Taylor is no stranger to international competition.

She became the youngest person ever to compete in TeamGB's agility squad at the age of 10, and won.

She won gold at the World Junior Agility Championships at the age of 13.

But she is equally determined to do well in her exams.

"Because of my GCSEs, I had to fly out because I didn't want to miss any exams that I didn't need to, so my mum drove out before with the caravan and the dog, and took the ferry across," she told BBC Radio Northampton.

Kate Bradbrook/BBC Taylor with dark hair tied down smiling at the camera and wearing a red and black T-shirt and black trousers. A brown cocker spaniel is sitting at her feet. They are in a grassed garden where slides and ramps are arranged in a course.Kate Bradbrook/BBC
Taylor and Asher practise their agility skills regularly

Her mother Hannah said: "It was quite an adventure because I've driven abroad before but not towed abroad before and not on my own, but it was easy because there was quite a few of us going so there was convoy to the venue."

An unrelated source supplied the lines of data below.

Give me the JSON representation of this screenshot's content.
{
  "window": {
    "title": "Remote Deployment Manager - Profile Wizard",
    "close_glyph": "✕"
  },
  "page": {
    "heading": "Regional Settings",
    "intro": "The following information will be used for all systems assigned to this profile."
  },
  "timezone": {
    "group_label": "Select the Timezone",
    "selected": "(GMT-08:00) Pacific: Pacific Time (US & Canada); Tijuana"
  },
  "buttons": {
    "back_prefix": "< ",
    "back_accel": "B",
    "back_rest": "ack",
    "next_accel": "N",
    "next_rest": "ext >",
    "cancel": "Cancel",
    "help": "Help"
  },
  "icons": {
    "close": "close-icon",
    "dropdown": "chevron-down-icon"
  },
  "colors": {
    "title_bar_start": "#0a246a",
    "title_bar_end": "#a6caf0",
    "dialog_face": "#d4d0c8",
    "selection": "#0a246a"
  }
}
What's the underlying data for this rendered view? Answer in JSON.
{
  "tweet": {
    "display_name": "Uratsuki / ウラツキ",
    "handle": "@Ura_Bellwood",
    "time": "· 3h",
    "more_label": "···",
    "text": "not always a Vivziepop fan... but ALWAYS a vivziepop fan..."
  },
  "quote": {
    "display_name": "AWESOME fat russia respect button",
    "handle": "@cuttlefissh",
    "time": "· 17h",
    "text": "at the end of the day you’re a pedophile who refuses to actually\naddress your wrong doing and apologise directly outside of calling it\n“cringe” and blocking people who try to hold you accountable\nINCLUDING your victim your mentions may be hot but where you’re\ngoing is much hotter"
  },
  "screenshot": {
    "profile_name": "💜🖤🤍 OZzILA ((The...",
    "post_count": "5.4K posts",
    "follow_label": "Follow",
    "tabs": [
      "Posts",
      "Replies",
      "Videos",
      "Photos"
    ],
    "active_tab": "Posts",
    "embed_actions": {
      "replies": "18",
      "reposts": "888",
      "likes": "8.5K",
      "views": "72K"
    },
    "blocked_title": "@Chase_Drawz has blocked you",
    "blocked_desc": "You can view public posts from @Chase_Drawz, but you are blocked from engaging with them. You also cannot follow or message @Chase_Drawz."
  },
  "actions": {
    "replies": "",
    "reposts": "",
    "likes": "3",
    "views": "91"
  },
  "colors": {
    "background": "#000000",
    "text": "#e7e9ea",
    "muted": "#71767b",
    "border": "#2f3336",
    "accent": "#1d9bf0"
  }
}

She said Taylor "works hard".

"She took books with her to the Netherlands; she was revising on the plane; she was revising in the caravan; she just knuckles down and gets on with it," said mum.

Kate Bradbrook/BBC Hannah with short ginger hair smiling at the camera while wearing a pink zip-up top. She is sitting in a blue armchair with a white wall and radiator behind.Kate Bradbrook/BBC
Hannah also competes in agility contests with her springer spaniels

Hannah also competes in agility contests with springer spaniels, but, when Taylor started following in her mother's footsteps at the age of five, Hannah decided that cocker spaniels would be more suitable.

She said: "We thought for a little five-year-old, a springer was a bit big because she would be jumping the dog above her head height."

The next major event for Taylor is the Junior World Championships in Portugal in July.

The family takes seven dogs to competitions - they bring a caravan and construct gardens around it so the dogs have somewhere to roam.

Hannah said the animals were "only noisy when they're fed; other dogs get noisy when they're competing".

The dogs have a whole house to themselves when they are back at home as the family's residence used to be three separate cottages.

The arrangement suits both the animals and Hannah's husband Gavin - he is allergic to dogs.